Jordan Bardella et le baiser de Judas.
25 mars 2025. L’évènement
avait alors été remarqué notamment par la presse française. Jordan Bardella, le
Président du Rassemblement National, effectuait le premier voyage officiel en
terre d’Israël jamais effectué par le dirigeant français d’un parti politique
autrefois associé à l’antisémitisme et dont certains des premiers adhérents
étaient des Waffen SS.
Interrogé sur place, Bardella
avait alors assuré être plusieurs fois allé à Auchwitz et ne pas regarder dans
le rétroviseur.
Mal à l’aise, Jonathan Arfi,
le président du CRIF, déclara alors qu’il sentait bien que ce voyage correspondait
à une nouvelle étape du RN dans sa conquête du pouvoir, et qu’il tenait à ajouter
que ce déplacement n’engageait pas les institutions juives de France.
Sur place à Jérusalem, Jordan
Bardella fut accueilli bras ouverts par son homologue local, Meyer Habib,
membre du Likoud donc de l’extrême droite israélienne associée à la ligne
religieuse la plus dure, la ligne du premier ministre israélien dont Habib, qui
fut battu en 2024 aux législatives françaises, est un proche, étant celle de la
colonisation la plus sauvage tant de Gaza que de la Cisjordanie.

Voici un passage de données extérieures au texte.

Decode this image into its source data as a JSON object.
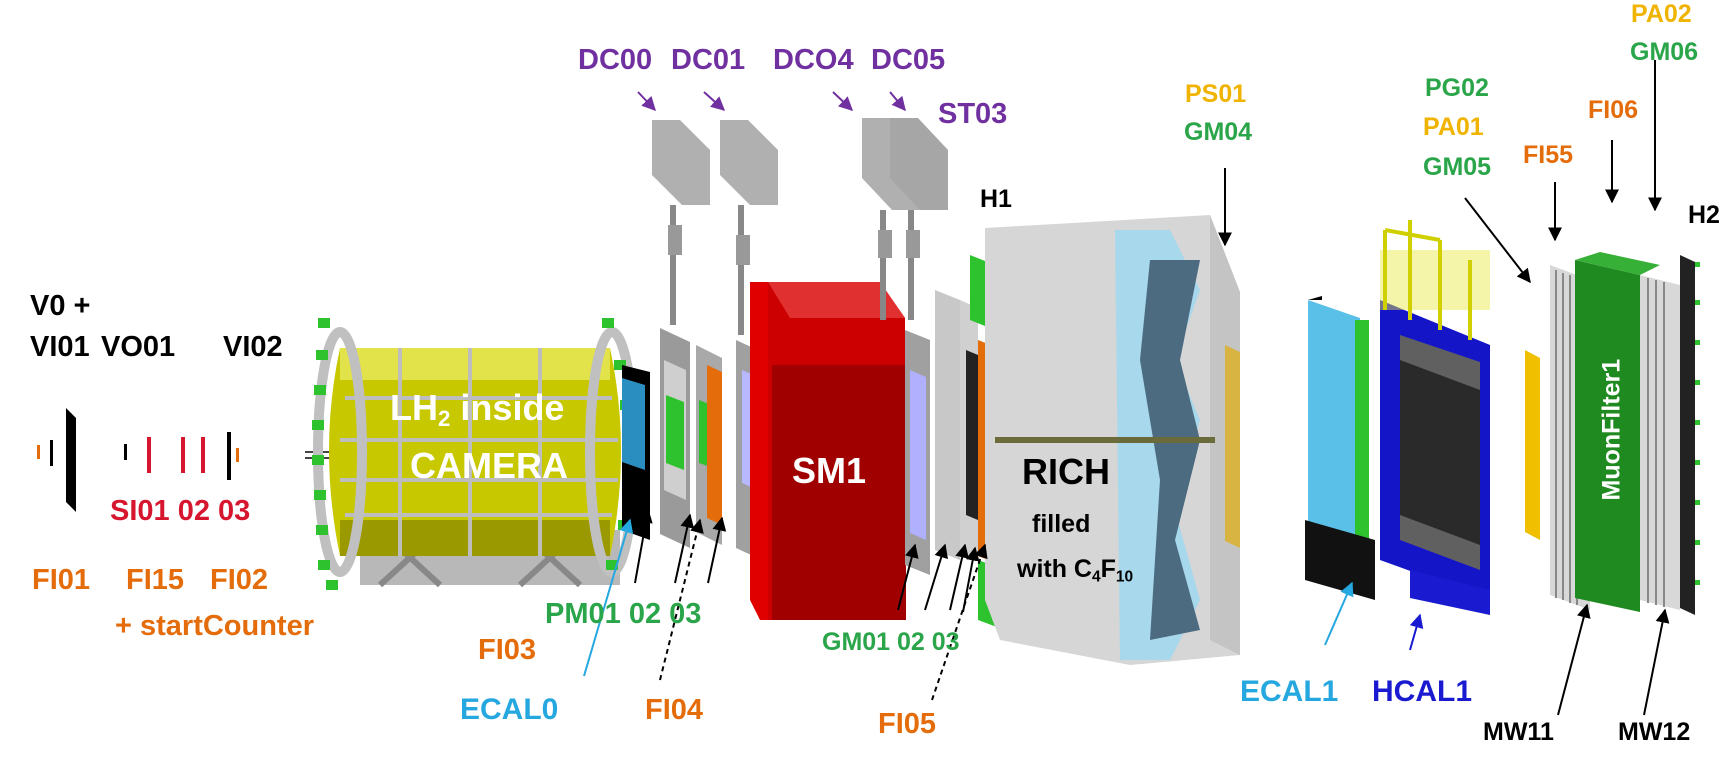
{
  "colors": {
    "black": "#000000",
    "orange": "#e46c0a",
    "red": "#d6152e",
    "green": "#2aa54a",
    "purple": "#7030a0",
    "gold": "#f0b400",
    "cyan": "#25a7e0",
    "blue": "#1a1ad0",
    "white": "#ffffff"
  },
  "labels": {
    "v0": "V0 +",
    "vi01": "VI01",
    "vo01": "VO01",
    "vi02": "VI02",
    "si": "SI01 02 03",
    "fi01": "FI01",
    "fi15": "FI15",
    "fi02": "FI02",
    "startcounter": "+ startCounter",
    "lh2_pre": "LH",
    "lh2_sub": "2",
    "lh2_post": " inside",
    "camera": "CAMERA",
    "pm": "PM01 02 03",
    "fi03": "FI03",
    "ecal0": "ECAL0",
    "fi04": "FI04",
    "dc00": "DC00",
    "dc01": "DC01",
    "dc04": "DCO4",
    "dc05": "DC05",
    "st03": "ST03",
    "sm1": "SM1",
    "gm": "GM01 02 03",
    "fi05": "FI05",
    "h1": "H1",
    "rich": "RICH",
    "filled": "filled",
    "with_pre": "with C",
    "with_sub1": "4",
    "with_mid": "F",
    "with_sub2": "10",
    "ps01": "PS01",
    "gm04": "GM04",
    "pg02": "PG02",
    "pa01": "PA01",
    "gm05": "GM05",
    "fi55": "FI55",
    "fi06": "FI06",
    "pa02": "PA02",
    "gm06": "GM06",
    "h2": "H2",
    "muonfilter": "MuonFilter1",
    "ecal1": "ECAL1",
    "hcal1": "HCAL1",
    "mw11": "MW11",
    "mw12": "MW12"
  }
}
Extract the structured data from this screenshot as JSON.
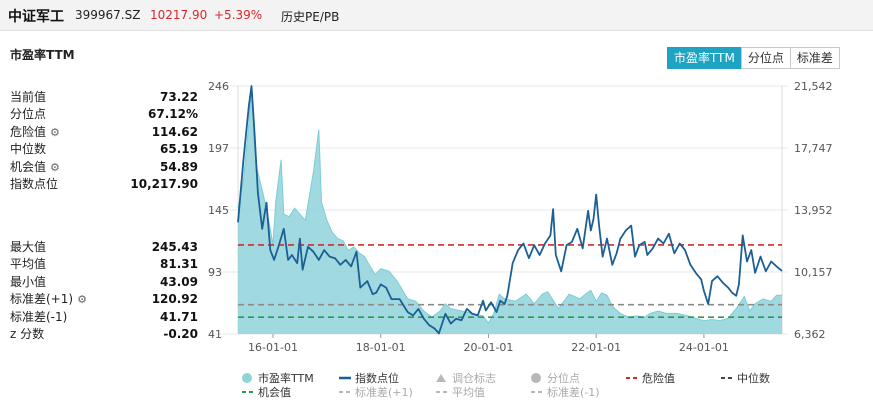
{
  "header": {
    "name": "中证军工",
    "code": "399967.SZ",
    "price": "10217.90",
    "change": "+5.39%",
    "history_link": "历史PE/PB",
    "up_color": "#d9262c"
  },
  "panel": {
    "title": "市盈率TTM",
    "tabs": [
      {
        "label": "市盈率TTM",
        "active": true
      },
      {
        "label": "分位点",
        "active": false
      },
      {
        "label": "标准差",
        "active": false
      }
    ]
  },
  "stats_top": [
    {
      "label": "当前值",
      "value": "73.22",
      "gear": false
    },
    {
      "label": "分位点",
      "value": "67.12%",
      "gear": false
    },
    {
      "label": "危险值",
      "value": "114.62",
      "gear": true
    },
    {
      "label": "中位数",
      "value": "65.19",
      "gear": false
    },
    {
      "label": "机会值",
      "value": "54.89",
      "gear": true
    },
    {
      "label": "指数点位",
      "value": "10,217.90",
      "gear": false
    }
  ],
  "stats_bottom": [
    {
      "label": "最大值",
      "value": "245.43",
      "gear": false
    },
    {
      "label": "平均值",
      "value": "81.31",
      "gear": false
    },
    {
      "label": "最小值",
      "value": "43.09",
      "gear": false
    },
    {
      "label": "标准差(+1)",
      "value": "120.92",
      "gear": true
    },
    {
      "label": "标准差(-1)",
      "value": "41.71",
      "gear": false
    },
    {
      "label": "z 分数",
      "value": "-0.20",
      "gear": false
    }
  ],
  "chart_data": {
    "type": "area",
    "x_ticks": [
      "16-01-01",
      "18-01-01",
      "20-01-01",
      "22-01-01",
      "24-01-01"
    ],
    "x_tick_years": [
      2016,
      2018,
      2020,
      2022,
      2024
    ],
    "x_range": [
      2015.35,
      2025.45
    ],
    "y_left_ticks": [
      "246",
      "197",
      "145",
      "93",
      "41"
    ],
    "y_left_range": [
      41,
      246
    ],
    "y_right_ticks": [
      "21,542",
      "17,747",
      "13,952",
      "10,157",
      "6,362"
    ],
    "y_right_range": [
      6362,
      21542
    ],
    "grid": "horizontal",
    "legend_position": "bottom",
    "colors": {
      "pe_fill": "#8fd3db",
      "pe_line": "#7ccdd6",
      "index_line": "#1b5f95",
      "danger": "#d12a2a",
      "median": "#8a8a8a",
      "opportunity": "#2e9a4e",
      "grid": "#e8e8e8",
      "disabled": "#b8b8b8"
    },
    "lines": {
      "danger": 114.62,
      "median": 65.19,
      "opportunity": 54.89
    },
    "series": [
      {
        "name": "市盈率TTM",
        "axis": "left",
        "points": [
          [
            2015.35,
            145
          ],
          [
            2015.45,
            168
          ],
          [
            2015.55,
            215
          ],
          [
            2015.6,
            246
          ],
          [
            2015.65,
            200
          ],
          [
            2015.7,
            178
          ],
          [
            2015.8,
            160
          ],
          [
            2015.9,
            140
          ],
          [
            2016.0,
            115
          ],
          [
            2016.05,
            150
          ],
          [
            2016.15,
            185
          ],
          [
            2016.2,
            140
          ],
          [
            2016.3,
            138
          ],
          [
            2016.4,
            145
          ],
          [
            2016.5,
            140
          ],
          [
            2016.6,
            135
          ],
          [
            2016.75,
            175
          ],
          [
            2016.85,
            210
          ],
          [
            2016.9,
            150
          ],
          [
            2017.0,
            135
          ],
          [
            2017.1,
            125
          ],
          [
            2017.2,
            120
          ],
          [
            2017.3,
            118
          ],
          [
            2017.4,
            110
          ],
          [
            2017.5,
            113
          ],
          [
            2017.6,
            108
          ],
          [
            2017.7,
            105
          ],
          [
            2017.8,
            97
          ],
          [
            2017.9,
            90
          ],
          [
            2018.0,
            95
          ],
          [
            2018.15,
            93
          ],
          [
            2018.3,
            85
          ],
          [
            2018.5,
            70
          ],
          [
            2018.65,
            68
          ],
          [
            2018.8,
            60
          ],
          [
            2018.95,
            55
          ],
          [
            2019.1,
            60
          ],
          [
            2019.2,
            66
          ],
          [
            2019.3,
            62
          ],
          [
            2019.5,
            60
          ],
          [
            2019.7,
            58
          ],
          [
            2019.9,
            56
          ],
          [
            2020.0,
            50
          ],
          [
            2020.1,
            58
          ],
          [
            2020.2,
            74
          ],
          [
            2020.3,
            70
          ],
          [
            2020.5,
            68
          ],
          [
            2020.7,
            74
          ],
          [
            2020.85,
            66
          ],
          [
            2021.0,
            74
          ],
          [
            2021.1,
            76
          ],
          [
            2021.3,
            62
          ],
          [
            2021.5,
            74
          ],
          [
            2021.7,
            70
          ],
          [
            2021.8,
            74
          ],
          [
            2021.9,
            77
          ],
          [
            2022.0,
            68
          ],
          [
            2022.1,
            75
          ],
          [
            2022.2,
            73
          ],
          [
            2022.3,
            64
          ],
          [
            2022.45,
            58
          ],
          [
            2022.6,
            55
          ],
          [
            2022.75,
            56
          ],
          [
            2022.9,
            55
          ],
          [
            2023.0,
            58
          ],
          [
            2023.15,
            60
          ],
          [
            2023.3,
            58
          ],
          [
            2023.5,
            58
          ],
          [
            2023.7,
            56
          ],
          [
            2023.85,
            54
          ],
          [
            2024.0,
            52
          ],
          [
            2024.15,
            53
          ],
          [
            2024.3,
            52
          ],
          [
            2024.45,
            54
          ],
          [
            2024.6,
            62
          ],
          [
            2024.75,
            72
          ],
          [
            2024.85,
            60
          ],
          [
            2024.95,
            66
          ],
          [
            2025.1,
            70
          ],
          [
            2025.25,
            68
          ],
          [
            2025.35,
            73
          ],
          [
            2025.45,
            73
          ]
        ]
      },
      {
        "name": "指数点位",
        "axis": "right",
        "points": [
          [
            2015.35,
            13200
          ],
          [
            2015.45,
            17000
          ],
          [
            2015.55,
            20300
          ],
          [
            2015.6,
            21542
          ],
          [
            2015.65,
            19000
          ],
          [
            2015.72,
            15000
          ],
          [
            2015.8,
            12800
          ],
          [
            2015.88,
            14400
          ],
          [
            2015.95,
            11500
          ],
          [
            2016.02,
            10900
          ],
          [
            2016.1,
            11700
          ],
          [
            2016.2,
            12800
          ],
          [
            2016.28,
            10900
          ],
          [
            2016.35,
            11200
          ],
          [
            2016.45,
            10700
          ],
          [
            2016.5,
            12200
          ],
          [
            2016.55,
            10300
          ],
          [
            2016.65,
            11700
          ],
          [
            2016.75,
            11400
          ],
          [
            2016.85,
            10900
          ],
          [
            2016.95,
            11500
          ],
          [
            2017.05,
            11100
          ],
          [
            2017.15,
            11000
          ],
          [
            2017.25,
            10600
          ],
          [
            2017.35,
            10900
          ],
          [
            2017.45,
            10500
          ],
          [
            2017.55,
            11400
          ],
          [
            2017.62,
            9200
          ],
          [
            2017.75,
            9600
          ],
          [
            2017.85,
            8800
          ],
          [
            2017.92,
            8900
          ],
          [
            2018.0,
            9400
          ],
          [
            2018.1,
            9200
          ],
          [
            2018.2,
            8500
          ],
          [
            2018.35,
            8500
          ],
          [
            2018.5,
            7700
          ],
          [
            2018.6,
            7500
          ],
          [
            2018.7,
            7900
          ],
          [
            2018.8,
            7300
          ],
          [
            2018.9,
            6900
          ],
          [
            2019.0,
            6700
          ],
          [
            2019.08,
            6400
          ],
          [
            2019.2,
            7600
          ],
          [
            2019.3,
            7000
          ],
          [
            2019.4,
            7300
          ],
          [
            2019.5,
            7200
          ],
          [
            2019.6,
            7900
          ],
          [
            2019.7,
            7600
          ],
          [
            2019.8,
            7500
          ],
          [
            2019.9,
            8400
          ],
          [
            2019.95,
            7800
          ],
          [
            2020.05,
            8300
          ],
          [
            2020.15,
            7700
          ],
          [
            2020.22,
            8400
          ],
          [
            2020.3,
            8200
          ],
          [
            2020.35,
            8700
          ],
          [
            2020.45,
            10700
          ],
          [
            2020.55,
            11500
          ],
          [
            2020.65,
            11900
          ],
          [
            2020.75,
            11000
          ],
          [
            2020.85,
            11800
          ],
          [
            2020.95,
            11200
          ],
          [
            2021.05,
            11900
          ],
          [
            2021.15,
            12400
          ],
          [
            2021.2,
            14000
          ],
          [
            2021.25,
            11200
          ],
          [
            2021.35,
            10200
          ],
          [
            2021.45,
            11800
          ],
          [
            2021.55,
            12000
          ],
          [
            2021.65,
            12800
          ],
          [
            2021.75,
            11600
          ],
          [
            2021.85,
            13900
          ],
          [
            2021.9,
            12700
          ],
          [
            2021.95,
            13400
          ],
          [
            2022.0,
            14900
          ],
          [
            2022.05,
            13100
          ],
          [
            2022.12,
            11100
          ],
          [
            2022.2,
            12200
          ],
          [
            2022.3,
            10600
          ],
          [
            2022.38,
            11300
          ],
          [
            2022.45,
            12200
          ],
          [
            2022.55,
            12700
          ],
          [
            2022.65,
            13000
          ],
          [
            2022.72,
            11100
          ],
          [
            2022.8,
            11800
          ],
          [
            2022.9,
            12000
          ],
          [
            2022.95,
            11200
          ],
          [
            2023.05,
            11600
          ],
          [
            2023.15,
            12200
          ],
          [
            2023.25,
            11900
          ],
          [
            2023.35,
            12500
          ],
          [
            2023.45,
            11300
          ],
          [
            2023.55,
            11900
          ],
          [
            2023.65,
            11500
          ],
          [
            2023.75,
            10600
          ],
          [
            2023.85,
            10100
          ],
          [
            2023.95,
            9700
          ],
          [
            2024.0,
            9000
          ],
          [
            2024.08,
            8200
          ],
          [
            2024.15,
            9600
          ],
          [
            2024.25,
            9900
          ],
          [
            2024.35,
            9500
          ],
          [
            2024.45,
            9200
          ],
          [
            2024.52,
            8900
          ],
          [
            2024.6,
            8700
          ],
          [
            2024.65,
            9400
          ],
          [
            2024.72,
            12400
          ],
          [
            2024.8,
            10800
          ],
          [
            2024.88,
            11500
          ],
          [
            2024.95,
            10100
          ],
          [
            2025.05,
            11100
          ],
          [
            2025.15,
            10200
          ],
          [
            2025.25,
            10800
          ],
          [
            2025.35,
            10500
          ],
          [
            2025.45,
            10218
          ]
        ]
      }
    ],
    "legend": [
      {
        "label": "市盈率TTM",
        "marker": "circle",
        "color": "#8fd3db",
        "enabled": true
      },
      {
        "label": "指数点位",
        "marker": "line",
        "color": "#1b5f95",
        "enabled": true
      },
      {
        "label": "调仓标志",
        "marker": "triangle",
        "color": "#b8b8b8",
        "enabled": false
      },
      {
        "label": "分位点",
        "marker": "circle",
        "color": "#b8b8b8",
        "enabled": false
      },
      {
        "label": "危险值",
        "marker": "dash",
        "color": "#d12a2a",
        "enabled": true
      },
      {
        "label": "中位数",
        "marker": "dash",
        "color": "#444444",
        "enabled": true
      },
      {
        "label": "机会值",
        "marker": "dash",
        "color": "#2e9a4e",
        "enabled": true
      },
      {
        "label": "标准差(+1)",
        "marker": "dash",
        "color": "#b8b8b8",
        "enabled": false
      },
      {
        "label": "平均值",
        "marker": "dash",
        "color": "#b8b8b8",
        "enabled": false
      },
      {
        "label": "标准差(-1)",
        "marker": "dash",
        "color": "#b8b8b8",
        "enabled": false
      }
    ]
  }
}
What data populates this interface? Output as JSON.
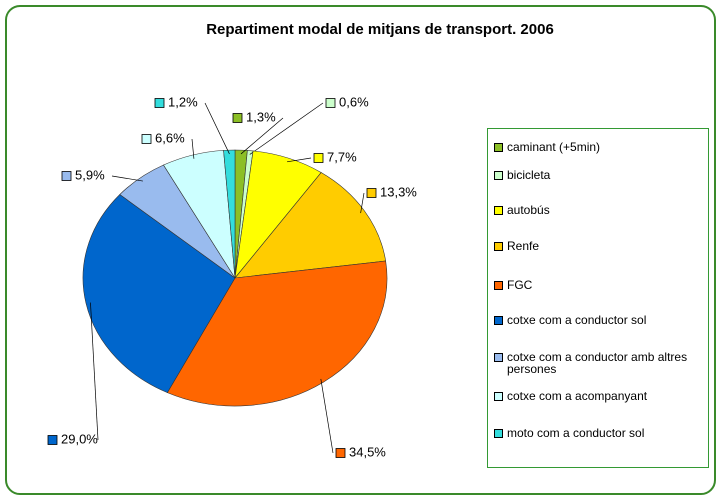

C’est cette jonction qui fut scellée
fin mars 2025. Main dans la main, Habib et Bardella ont dans le dos des
électeurs français mis le scrutin de 2027 sous influence.
Depuis, Bardella est devenu
le produit mode, celui qui fait la Une de Paris Match, celui qu’on vante et qu’on
invite sur BFM TV et sur tous les médias du Groupe Bolloré à tire larigot. On
lui fait actuellement cocher une à une toutes les cases du politiquement
correct : après la case antisémitisme, la case Medef. Jusqu’à la suivante.
Toujours aussi balourd, Meyer
Habib en personne a accordé courant avril une interview sur BFM où il fait ouvertement
la promotion du produit Bardella, lequel, nous l’avons compris, ferme délibérément
les yeux sur les exactions de Tsahal, concentrant ses coups à demeure sur une
cible différente, celle que son partenaire de combat LFI entend s’agréger.
Aidé par de grands
propriétaires de médias dont certains ne sont pas le contraire de citoyens
franco-israéliens, le gouvernement d’extrême droite d’un état étranger a décidé
d’influencer directement sur un scrutin présidentiel, celui de 2027, en France,
afin de continuer par le nouvellement élu à exercer une défense de ses propres
intérêts.
Le dindon de cette farce
politico médiatique s’appelle le citoyen français, celui à qui on veut faire
croire qu’il vote en toute liberté sur la foi de ses convictions bien
comprises. Citoyen qui accordant sa confiance à un freluquet âgé de trente ans
piloté par d’énormes intérêts ne mettra pas deux mois une fois en situation à comprendre
qu’il s’est une fois encore fait gruger.